Presented as part of OUT OF THE ARCHIVE: ENVISIONING BLACKNESS
Arrive hungry at 6:15 for ample pre-show appetizers catered by Sugapeach!
Includes a post-show conversation with Dr. Elizabeth Rodriguez Fielder and Dr. Kathleen Newman.
"An amazingly honest look at the 'pre-revolutionary hangovers' of racism, sexism, and religious fanaticism."—J.N. Thomas, Berkeley Barb
"A revolutionary film... demolishes the categories of fiction and documentary."—John Mraz, Film Reference
The only feature from the radical Afro-Cuban filmmaker Sara Gómez—who also worked as an assistant director with Agnès Varda and Tomás Gutiérrez Alea before her untimely death at age thirty-one—is an extraordinary portrait of post-revolution Cuba.

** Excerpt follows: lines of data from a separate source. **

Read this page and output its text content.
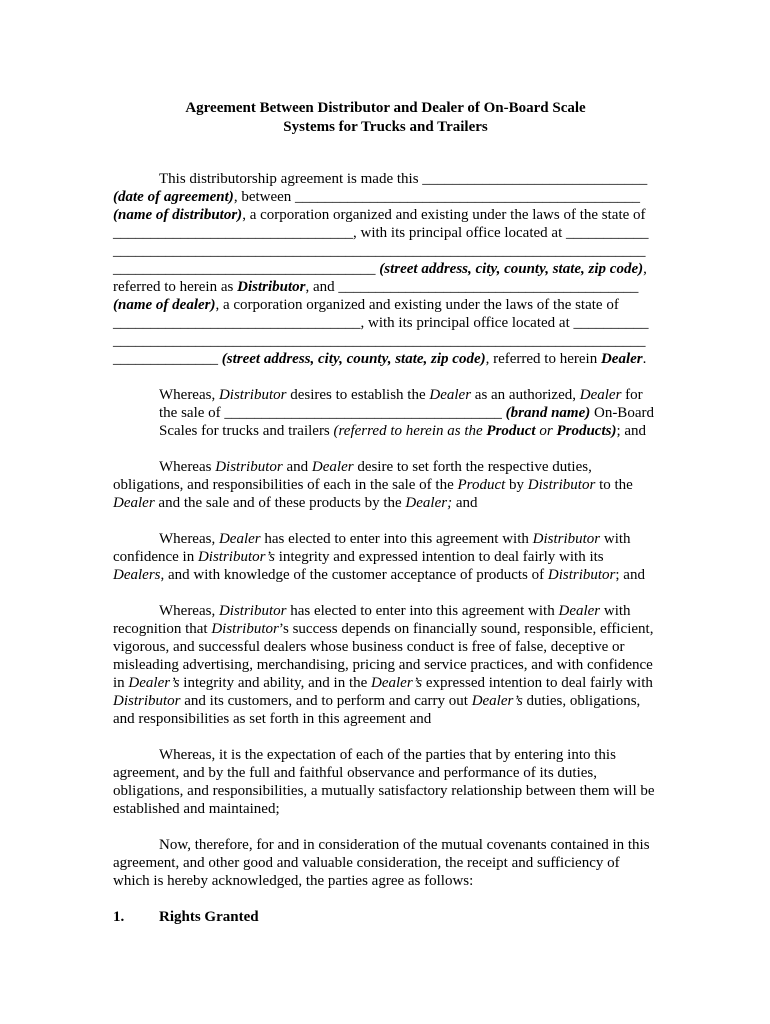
Agreement Between Distributor and Dealer of On-Board Scale
Systems for Trucks and Trailers

This distributorship agreement is made this ______________________________
(date of agreement), between ______________________________________________
(name of distributor), a corporation organized and existing under the laws of the state of
________________________________, with its principal office located at ___________
_______________________________________________________________________
___________________________________ (street address, city, county, state, zip code),
referred to herein as Distributor, and ________________________________________
(name of dealer), a corporation organized and existing under the laws of the state of
_________________________________, with its principal office located at __________
_______________________________________________________________________
______________ (street address, city, county, state, zip code), referred to herein Dealer.
Whereas, Distributor desires to establish the Dealer as an authorized, Dealer for
the sale of _____________________________________ (brand name) On-Board
Scales for trucks and trailers (referred to herein as the Product or Products); and

Whereas Distributor and Dealer desire to set forth the respective duties, obligations, and responsibilities of each in the sale of the Product by Distributor to the Dealer and the sale and of these products by the Dealer; and

Whereas, Dealer has elected to enter into this agreement with Distributor with confidence in Distributor’s integrity and expressed intention to deal fairly with its Dealers, and with knowledge of the customer acceptance of products of Distributor; and

Whereas, Distributor has elected to enter into this agreement with Dealer with recognition that Distributor’s success depends on financially sound, responsible, efficient, vigorous, and successful dealers whose business conduct is free of false, deceptive or misleading advertising, merchandising, pricing and service practices, and with confidence in Dealer’s integrity and ability, and in the Dealer’s expressed intention to deal fairly with Distributor and its customers, and to perform and carry out Dealer’s duties, obligations, and responsibilities as set forth in this agreement and

Whereas, it is the expectation of each of the parties that by entering into this agreement, and by the full and faithful observance and performance of its duties, obligations, and responsibilities, a mutually satisfactory relationship between them will be established and maintained;

Now, therefore, for and in consideration of the mutual covenants contained in this agreement, and other good and valuable consideration, the receipt and sufficiency of which is hereby acknowledged, the parties agree as follows:

1. Rights Granted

Blending invaluable documentary footage with a loose narrative about the budding relationship between an outspoken schoolteacher (Yolanda Cuellar) and a young worker (Mario Balmaseda) facing a moral crisis, One Way or Another depicts revolution as an ongoing process that takes place at the level of community—among friends, lovers, coworkers, teachers, students, and parents, all of whom must work together to negotiate a new social order. Above all, Gómez offers a trenchant intersectional critique of the lingering sexism and machismo that, she argues, must be cleared away in order to create a truly just society.